For years, savvy Netflix users accessed the streaming service despite living in territories void of legal access. Using proxy services or Virtual Private Networks (VPNs) based in the United States enabled these users to access content surreptitiously — a reality Netflix largely ignored.

No more. With Netflix earlier this month announcing access to an additional 130 countries — on top of 60 countries previously operational, the SVOD pioneer said it would employ technology limiting the use of proxies and “unblockers” to the country where users reside.

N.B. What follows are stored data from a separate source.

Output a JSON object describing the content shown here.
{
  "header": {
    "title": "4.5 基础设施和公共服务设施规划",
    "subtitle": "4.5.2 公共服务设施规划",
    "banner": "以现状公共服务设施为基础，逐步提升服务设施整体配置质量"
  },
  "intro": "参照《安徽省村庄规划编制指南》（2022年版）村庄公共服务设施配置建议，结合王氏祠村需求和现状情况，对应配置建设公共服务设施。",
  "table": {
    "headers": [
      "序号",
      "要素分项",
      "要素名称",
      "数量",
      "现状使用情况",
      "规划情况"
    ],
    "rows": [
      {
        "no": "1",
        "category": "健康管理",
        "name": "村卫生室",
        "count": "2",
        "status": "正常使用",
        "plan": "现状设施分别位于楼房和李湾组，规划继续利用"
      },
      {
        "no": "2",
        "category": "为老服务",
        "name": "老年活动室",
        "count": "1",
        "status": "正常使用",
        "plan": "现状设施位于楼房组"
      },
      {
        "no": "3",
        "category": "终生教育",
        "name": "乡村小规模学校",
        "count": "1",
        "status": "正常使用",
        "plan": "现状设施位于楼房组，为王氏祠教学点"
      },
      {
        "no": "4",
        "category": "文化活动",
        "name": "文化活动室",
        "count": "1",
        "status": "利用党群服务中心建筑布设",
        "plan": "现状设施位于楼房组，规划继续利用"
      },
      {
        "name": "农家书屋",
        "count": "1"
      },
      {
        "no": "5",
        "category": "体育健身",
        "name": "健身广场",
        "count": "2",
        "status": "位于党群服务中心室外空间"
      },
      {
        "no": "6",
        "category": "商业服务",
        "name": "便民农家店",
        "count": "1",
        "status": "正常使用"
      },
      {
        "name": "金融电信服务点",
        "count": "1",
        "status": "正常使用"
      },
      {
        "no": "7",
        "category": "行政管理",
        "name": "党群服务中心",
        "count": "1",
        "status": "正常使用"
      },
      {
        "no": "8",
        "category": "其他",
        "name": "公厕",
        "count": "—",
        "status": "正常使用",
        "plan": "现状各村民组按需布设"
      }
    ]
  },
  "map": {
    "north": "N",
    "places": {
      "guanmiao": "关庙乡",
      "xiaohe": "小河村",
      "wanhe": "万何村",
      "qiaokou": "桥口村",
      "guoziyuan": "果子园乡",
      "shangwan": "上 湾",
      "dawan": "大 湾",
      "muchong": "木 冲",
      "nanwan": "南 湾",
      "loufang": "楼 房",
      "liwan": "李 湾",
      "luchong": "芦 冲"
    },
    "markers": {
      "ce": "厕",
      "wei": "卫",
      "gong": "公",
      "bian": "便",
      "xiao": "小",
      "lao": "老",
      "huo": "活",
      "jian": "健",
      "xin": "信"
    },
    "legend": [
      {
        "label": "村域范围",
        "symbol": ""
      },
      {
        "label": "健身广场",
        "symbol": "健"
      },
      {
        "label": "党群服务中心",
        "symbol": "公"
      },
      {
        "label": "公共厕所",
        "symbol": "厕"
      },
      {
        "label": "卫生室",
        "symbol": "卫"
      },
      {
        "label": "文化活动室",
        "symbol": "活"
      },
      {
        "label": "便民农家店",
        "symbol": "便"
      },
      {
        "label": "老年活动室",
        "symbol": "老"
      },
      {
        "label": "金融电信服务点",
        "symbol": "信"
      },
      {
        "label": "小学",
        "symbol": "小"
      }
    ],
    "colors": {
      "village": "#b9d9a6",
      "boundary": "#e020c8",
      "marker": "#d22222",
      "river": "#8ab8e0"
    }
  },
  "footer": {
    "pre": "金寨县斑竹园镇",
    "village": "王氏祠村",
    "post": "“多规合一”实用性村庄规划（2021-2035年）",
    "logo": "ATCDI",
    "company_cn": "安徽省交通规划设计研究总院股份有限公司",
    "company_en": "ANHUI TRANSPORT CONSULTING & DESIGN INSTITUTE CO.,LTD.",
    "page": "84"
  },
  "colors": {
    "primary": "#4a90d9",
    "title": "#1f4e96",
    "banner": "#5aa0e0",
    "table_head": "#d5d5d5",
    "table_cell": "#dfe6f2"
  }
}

In a blog post, David Fullagar, VP of content delivery architecture at Netflix, used the move as a veiled shout-out to content holders to grant Netflix global streaming rights.

“If all of our content were globally available, there wouldn’t be a reason for members to use proxies … to fool our systems into thinking they’re in a different country than they’re actually in,” Fullagar wrote Jan. 14.

Wedbush Securities media analyst contends 10% of Netflix’s international base, equating to around 2 million users, employed VPNs, notably in Australia and Europe.

“That means that people in France may be watching “House of Cards” via VPN, but that content is licensed to Canal+ in France,” Pachter said, adding the change is a prudent step to ensure compliance with content contracts.

“I don't know if this is proactive or was pushed by content owners, but it's the right thing to do,” he said.

Netflix said it is confident the change won’t impact many users.

“We look forward to offering all of our content everywhere and to consumers being able to enjoy all of Netflix without using a proxy,” Fullagar wrote.